The cost of these breaches extends beyond data loss to the erosion of trust in open-source ecosystems. By weaponizing legitimate tools like Google Docs Offline extensions and WMI-based hardware detection, GlassWorm creates a persistent threat that is difficult to distinguish from standard administrative activity, requiring specialized scanning tools like glassworm-hunter to detect local artifacts.
Key Insights
- GlassWorm uses Solana blockchain memos to hide C2 server addresses (45.32.150[.]251), as reported by Aikido researcher Ilyas Makari in 2026.
- The campaign utilizes a public Google Calendar event URL as a dead drop resolver to fetch its final Websocket-based JavaScript RAT payload.
- The .NET stage-three binary leverages Windows Management Instrumentation (WMI) to detect USB connections for Ledger and Trezor hardware wallets to initiate credential phishing.
- The malware bypasses Google Chrome’s App-Bound Encryption (ABE) to steal sensitive session tokens and browser history for up to 5,000 entries.
- Attackers have expanded into the AI ecosystem by impersonating WaterCrawl Model Context Protocol (MCP) servers to distribute payloads via the @iflow-mcp/watercrawl-watercrawl-mcp package.
Practical Applications
- Use Case: Developers should utilize the open-source glassworm-hunter Python tool to scan local files for campaign-specific IoCs without triggering network telemetry.

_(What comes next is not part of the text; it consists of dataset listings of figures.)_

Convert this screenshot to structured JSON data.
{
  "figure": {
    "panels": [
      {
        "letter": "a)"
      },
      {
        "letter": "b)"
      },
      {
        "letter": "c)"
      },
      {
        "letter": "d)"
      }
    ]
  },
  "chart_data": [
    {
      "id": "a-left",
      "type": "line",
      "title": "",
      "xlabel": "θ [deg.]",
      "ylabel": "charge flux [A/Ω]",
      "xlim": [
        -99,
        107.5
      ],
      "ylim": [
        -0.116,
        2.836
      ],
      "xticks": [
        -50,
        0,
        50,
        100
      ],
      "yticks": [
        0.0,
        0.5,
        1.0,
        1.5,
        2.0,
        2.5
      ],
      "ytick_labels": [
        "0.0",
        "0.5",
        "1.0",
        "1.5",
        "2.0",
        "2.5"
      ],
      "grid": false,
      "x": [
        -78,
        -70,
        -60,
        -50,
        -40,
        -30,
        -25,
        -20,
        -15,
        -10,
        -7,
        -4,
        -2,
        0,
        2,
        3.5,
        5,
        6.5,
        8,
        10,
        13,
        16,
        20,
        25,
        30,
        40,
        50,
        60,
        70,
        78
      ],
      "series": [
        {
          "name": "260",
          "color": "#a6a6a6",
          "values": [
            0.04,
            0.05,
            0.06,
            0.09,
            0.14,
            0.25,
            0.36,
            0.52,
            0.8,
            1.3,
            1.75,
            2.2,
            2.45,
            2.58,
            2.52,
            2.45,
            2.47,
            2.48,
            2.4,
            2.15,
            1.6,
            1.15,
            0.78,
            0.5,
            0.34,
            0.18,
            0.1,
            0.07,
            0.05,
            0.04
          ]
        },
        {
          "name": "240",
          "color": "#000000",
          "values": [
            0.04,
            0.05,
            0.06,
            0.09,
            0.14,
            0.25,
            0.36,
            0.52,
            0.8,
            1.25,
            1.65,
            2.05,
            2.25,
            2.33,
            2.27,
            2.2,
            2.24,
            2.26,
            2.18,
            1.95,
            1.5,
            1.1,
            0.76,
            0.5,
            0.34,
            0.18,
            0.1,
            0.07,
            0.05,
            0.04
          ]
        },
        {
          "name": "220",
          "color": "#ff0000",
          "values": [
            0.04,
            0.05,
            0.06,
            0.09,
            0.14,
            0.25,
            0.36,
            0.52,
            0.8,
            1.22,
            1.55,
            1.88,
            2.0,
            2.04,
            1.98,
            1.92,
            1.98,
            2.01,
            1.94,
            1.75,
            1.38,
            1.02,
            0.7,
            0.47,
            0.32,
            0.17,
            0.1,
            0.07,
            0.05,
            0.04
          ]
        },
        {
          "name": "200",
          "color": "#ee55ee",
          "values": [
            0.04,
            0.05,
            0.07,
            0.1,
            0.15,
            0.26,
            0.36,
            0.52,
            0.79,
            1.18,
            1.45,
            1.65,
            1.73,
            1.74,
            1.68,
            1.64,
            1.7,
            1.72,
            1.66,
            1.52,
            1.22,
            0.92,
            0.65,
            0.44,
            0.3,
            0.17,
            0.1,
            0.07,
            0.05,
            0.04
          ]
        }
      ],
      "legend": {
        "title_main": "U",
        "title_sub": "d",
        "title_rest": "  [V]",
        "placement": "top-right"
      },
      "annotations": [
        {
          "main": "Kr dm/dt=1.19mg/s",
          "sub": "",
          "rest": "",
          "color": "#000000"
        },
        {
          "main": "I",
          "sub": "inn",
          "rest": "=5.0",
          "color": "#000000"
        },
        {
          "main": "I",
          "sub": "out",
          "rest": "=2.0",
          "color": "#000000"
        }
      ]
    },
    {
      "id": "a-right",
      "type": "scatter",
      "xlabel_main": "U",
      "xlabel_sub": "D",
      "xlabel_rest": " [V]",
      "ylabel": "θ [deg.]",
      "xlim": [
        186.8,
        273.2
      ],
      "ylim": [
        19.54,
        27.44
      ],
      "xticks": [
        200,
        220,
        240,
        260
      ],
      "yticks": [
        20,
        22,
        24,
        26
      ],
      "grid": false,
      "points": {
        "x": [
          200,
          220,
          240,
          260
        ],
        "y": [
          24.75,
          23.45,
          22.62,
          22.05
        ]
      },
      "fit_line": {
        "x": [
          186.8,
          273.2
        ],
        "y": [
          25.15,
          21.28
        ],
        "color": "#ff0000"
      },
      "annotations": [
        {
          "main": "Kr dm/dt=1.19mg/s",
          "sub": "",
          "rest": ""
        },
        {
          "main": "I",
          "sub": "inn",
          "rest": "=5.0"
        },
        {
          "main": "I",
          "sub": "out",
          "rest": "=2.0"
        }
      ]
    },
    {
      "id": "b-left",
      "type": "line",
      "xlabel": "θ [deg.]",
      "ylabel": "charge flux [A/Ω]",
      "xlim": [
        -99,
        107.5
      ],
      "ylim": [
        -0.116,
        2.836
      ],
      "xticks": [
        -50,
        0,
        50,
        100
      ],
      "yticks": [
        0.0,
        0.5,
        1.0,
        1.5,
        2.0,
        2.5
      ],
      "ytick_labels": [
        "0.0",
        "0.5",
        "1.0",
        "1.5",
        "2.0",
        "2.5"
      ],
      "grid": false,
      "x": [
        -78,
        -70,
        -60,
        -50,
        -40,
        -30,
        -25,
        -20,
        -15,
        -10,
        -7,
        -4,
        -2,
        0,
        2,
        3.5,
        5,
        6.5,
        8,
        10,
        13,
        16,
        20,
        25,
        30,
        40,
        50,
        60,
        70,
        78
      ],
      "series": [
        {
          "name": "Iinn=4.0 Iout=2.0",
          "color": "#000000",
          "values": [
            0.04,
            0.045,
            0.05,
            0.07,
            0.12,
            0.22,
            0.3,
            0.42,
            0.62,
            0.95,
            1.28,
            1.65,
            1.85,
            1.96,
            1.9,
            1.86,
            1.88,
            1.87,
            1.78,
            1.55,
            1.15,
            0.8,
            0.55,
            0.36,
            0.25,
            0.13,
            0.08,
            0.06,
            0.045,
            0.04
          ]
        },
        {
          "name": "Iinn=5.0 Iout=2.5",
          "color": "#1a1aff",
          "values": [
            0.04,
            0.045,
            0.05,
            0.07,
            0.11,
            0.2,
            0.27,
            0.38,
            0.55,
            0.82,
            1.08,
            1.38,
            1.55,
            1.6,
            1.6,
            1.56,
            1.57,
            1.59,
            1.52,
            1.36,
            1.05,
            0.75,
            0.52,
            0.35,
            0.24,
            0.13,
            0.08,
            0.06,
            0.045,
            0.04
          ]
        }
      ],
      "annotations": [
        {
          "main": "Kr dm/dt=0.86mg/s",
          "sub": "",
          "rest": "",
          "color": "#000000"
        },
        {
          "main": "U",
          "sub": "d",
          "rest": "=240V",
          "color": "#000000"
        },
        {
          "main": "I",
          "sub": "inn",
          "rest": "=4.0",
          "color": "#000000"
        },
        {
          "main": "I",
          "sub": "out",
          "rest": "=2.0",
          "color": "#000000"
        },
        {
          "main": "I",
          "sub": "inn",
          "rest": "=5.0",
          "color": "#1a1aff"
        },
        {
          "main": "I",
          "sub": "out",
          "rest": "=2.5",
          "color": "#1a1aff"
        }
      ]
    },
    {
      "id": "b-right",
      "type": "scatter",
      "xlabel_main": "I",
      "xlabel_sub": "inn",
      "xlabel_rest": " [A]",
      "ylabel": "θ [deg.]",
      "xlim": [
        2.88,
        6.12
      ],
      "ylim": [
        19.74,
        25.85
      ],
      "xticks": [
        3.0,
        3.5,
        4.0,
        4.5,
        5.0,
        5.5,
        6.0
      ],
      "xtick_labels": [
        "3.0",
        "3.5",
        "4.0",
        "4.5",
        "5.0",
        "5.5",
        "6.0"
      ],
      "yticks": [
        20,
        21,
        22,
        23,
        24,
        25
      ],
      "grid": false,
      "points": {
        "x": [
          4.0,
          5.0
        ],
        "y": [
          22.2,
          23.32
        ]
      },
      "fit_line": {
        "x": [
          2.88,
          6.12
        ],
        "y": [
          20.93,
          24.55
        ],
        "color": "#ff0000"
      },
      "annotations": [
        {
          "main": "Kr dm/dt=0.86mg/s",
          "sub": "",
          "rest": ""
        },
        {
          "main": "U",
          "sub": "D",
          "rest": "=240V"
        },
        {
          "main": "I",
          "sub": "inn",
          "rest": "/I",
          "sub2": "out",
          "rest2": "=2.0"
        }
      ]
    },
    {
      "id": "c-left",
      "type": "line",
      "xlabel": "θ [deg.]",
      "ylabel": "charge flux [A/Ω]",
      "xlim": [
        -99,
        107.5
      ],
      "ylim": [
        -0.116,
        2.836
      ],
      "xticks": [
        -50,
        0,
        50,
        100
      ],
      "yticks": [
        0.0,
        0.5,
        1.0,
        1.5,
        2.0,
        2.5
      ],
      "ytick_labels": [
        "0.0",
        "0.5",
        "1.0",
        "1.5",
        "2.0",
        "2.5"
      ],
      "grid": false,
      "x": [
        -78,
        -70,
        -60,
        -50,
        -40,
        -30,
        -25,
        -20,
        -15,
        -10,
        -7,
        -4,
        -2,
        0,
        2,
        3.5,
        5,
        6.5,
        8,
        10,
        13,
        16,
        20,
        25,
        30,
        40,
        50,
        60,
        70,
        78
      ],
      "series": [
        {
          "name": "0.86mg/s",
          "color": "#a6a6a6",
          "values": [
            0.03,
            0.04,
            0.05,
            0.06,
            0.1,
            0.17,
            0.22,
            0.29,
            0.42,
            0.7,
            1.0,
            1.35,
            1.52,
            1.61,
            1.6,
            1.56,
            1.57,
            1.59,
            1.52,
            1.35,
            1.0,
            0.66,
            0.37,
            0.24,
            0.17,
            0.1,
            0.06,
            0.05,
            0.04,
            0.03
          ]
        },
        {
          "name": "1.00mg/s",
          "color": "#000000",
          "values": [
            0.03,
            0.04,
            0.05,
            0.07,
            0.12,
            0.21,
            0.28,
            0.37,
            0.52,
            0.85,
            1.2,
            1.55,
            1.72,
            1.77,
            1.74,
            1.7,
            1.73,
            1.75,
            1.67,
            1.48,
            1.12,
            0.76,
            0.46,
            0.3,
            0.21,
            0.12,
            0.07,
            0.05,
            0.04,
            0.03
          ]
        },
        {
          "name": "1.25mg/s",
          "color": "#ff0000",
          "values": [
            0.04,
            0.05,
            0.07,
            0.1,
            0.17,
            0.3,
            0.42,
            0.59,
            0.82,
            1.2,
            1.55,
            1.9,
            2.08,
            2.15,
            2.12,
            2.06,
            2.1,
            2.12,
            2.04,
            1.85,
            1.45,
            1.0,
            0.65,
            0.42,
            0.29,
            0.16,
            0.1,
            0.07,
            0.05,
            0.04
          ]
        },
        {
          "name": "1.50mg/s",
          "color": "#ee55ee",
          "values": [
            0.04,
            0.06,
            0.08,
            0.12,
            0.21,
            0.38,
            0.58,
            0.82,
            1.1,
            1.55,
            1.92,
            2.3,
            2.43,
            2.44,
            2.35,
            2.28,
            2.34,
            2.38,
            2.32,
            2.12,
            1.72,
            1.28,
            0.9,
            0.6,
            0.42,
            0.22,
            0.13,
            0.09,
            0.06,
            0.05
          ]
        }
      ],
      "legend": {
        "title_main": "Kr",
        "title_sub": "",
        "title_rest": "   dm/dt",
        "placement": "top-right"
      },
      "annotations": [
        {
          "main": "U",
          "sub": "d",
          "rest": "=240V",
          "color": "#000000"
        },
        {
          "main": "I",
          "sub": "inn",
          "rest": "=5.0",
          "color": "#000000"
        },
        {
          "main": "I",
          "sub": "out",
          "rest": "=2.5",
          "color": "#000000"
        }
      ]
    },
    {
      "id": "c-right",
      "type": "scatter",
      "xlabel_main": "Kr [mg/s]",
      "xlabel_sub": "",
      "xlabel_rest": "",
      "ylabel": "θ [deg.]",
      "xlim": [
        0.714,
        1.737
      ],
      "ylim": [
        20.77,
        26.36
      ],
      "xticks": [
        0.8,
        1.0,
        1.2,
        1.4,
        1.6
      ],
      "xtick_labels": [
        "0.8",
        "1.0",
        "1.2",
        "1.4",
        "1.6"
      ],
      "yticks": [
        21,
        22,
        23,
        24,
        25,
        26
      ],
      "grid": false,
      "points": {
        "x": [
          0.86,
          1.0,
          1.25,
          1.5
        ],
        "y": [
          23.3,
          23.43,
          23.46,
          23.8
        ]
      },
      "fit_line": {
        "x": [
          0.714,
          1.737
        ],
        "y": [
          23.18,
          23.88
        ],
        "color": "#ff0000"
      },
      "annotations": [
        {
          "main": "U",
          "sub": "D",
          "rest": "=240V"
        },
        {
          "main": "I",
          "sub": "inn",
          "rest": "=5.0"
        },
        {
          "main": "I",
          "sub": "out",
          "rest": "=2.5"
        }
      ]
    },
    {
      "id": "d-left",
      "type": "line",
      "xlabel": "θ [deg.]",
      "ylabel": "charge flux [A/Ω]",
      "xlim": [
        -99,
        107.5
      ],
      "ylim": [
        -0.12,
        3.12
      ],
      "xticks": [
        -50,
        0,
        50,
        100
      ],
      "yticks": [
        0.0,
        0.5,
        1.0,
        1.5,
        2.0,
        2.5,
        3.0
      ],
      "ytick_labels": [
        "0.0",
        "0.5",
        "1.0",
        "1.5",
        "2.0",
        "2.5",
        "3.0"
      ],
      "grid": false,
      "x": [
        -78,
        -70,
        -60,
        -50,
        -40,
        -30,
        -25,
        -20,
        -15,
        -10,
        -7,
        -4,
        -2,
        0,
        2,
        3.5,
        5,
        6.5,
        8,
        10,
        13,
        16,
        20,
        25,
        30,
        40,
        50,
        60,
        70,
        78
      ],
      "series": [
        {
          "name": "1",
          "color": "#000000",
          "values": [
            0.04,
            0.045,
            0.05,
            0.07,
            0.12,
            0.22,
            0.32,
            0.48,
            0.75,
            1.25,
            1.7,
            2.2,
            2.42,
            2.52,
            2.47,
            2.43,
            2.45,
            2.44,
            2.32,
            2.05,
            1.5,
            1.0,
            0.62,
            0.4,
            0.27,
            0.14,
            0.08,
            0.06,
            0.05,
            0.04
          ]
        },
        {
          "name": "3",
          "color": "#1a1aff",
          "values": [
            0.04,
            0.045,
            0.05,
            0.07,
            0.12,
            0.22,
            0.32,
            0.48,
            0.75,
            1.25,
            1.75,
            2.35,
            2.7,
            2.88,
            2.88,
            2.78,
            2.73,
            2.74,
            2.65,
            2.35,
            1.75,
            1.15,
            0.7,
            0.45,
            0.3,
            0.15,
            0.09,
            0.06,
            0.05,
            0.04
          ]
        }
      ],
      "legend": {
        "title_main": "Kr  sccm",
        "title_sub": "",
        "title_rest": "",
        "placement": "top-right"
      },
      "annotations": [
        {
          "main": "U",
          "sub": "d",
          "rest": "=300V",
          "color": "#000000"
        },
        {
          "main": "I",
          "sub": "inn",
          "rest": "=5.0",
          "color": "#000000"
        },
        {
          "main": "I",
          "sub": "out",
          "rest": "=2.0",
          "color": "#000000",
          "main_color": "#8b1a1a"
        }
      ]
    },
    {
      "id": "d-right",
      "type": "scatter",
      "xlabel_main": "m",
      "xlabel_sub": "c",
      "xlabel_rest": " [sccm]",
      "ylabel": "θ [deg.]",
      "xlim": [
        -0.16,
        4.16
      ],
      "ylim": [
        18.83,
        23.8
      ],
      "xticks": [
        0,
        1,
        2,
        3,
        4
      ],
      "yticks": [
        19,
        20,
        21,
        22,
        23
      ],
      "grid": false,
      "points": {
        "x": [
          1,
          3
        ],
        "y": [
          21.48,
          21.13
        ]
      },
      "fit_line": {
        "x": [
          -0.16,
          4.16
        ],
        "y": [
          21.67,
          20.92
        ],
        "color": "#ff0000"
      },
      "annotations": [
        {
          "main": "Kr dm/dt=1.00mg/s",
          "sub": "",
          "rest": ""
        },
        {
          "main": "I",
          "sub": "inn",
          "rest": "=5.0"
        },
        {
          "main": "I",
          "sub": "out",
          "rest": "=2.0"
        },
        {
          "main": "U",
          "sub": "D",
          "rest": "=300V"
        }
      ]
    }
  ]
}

Pitfall: Relying on automated update checks for security tools may inadvertently expose system presence to advanced persistent threats.
- Use Case: Security operations should monitor for unauthorized WMI events that specifically poll for hardware IDs related to cryptocurrency Ledger or Trezor devices. Pitfall: Blindly trusting download counts or publisher names on Open VSX and npm can lead to the installation of malicious payloads from compromised maintainer accounts.